Destroyer 129: Father to Son

By Warren Murphy and Richard Sapir

PROLOGUE

She was called Sonmi.

No one in the village knew much about her. She was from one of the older families, but since none had moved into the village in many generations, they were all members of the older families by now.

Her mother had died giving birth to her more than seventy years ago. Her father had died only recently. Some said the old man was a powerful shaman. All in the village stayed away from him and his daughter. When he died, only Sonmi wept.

On this day, as the cold sun peeked above the eastern horizon, old Sonmi picked her careful way down the rocky shore. A small fishing boat of fine Egyptian cedar was tied to a wood post. Sonmi unhooked the rope and climbed aboard.

It took a long time to row. Her withered arms were sore by the time she made it far enough out into the bay.

From a pouch on the belt of her coarse dress she produced some blessed herbs. She scattered them upon the black water, reciting the mystical chants passed down to her from her father and his father before him, all the way back to before the time of the Forgotten One.

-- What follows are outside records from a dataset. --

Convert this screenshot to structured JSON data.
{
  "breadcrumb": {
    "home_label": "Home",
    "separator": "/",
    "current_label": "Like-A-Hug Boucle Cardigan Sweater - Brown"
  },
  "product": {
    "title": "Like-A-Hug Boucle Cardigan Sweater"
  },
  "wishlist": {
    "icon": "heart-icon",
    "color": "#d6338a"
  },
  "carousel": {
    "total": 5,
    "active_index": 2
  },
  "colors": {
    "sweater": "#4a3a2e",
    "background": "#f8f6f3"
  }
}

Once she was done, she stood at the edge of the wobbling boat and jumped overboard. The cold waters of the West Korean Bay accepted her body with barely a splash.

Beyond the empty boat, across the bay and up the rocky shore, the village of Sinanju where the dead woman Somni had lived all her life, stirred awake. The sun rose.

The boat bobbed on the gentle waves.

In time an elderly fisherman noticed the boat out in the bay and sent his son out to retrieve it.

Days passed. No one thought much of old Sonmi. Eventually someone noticed she was gone. None knew where. No one looked for her. No one cared.

The few thoughts people had soon faded and the old woman disappeared from memory.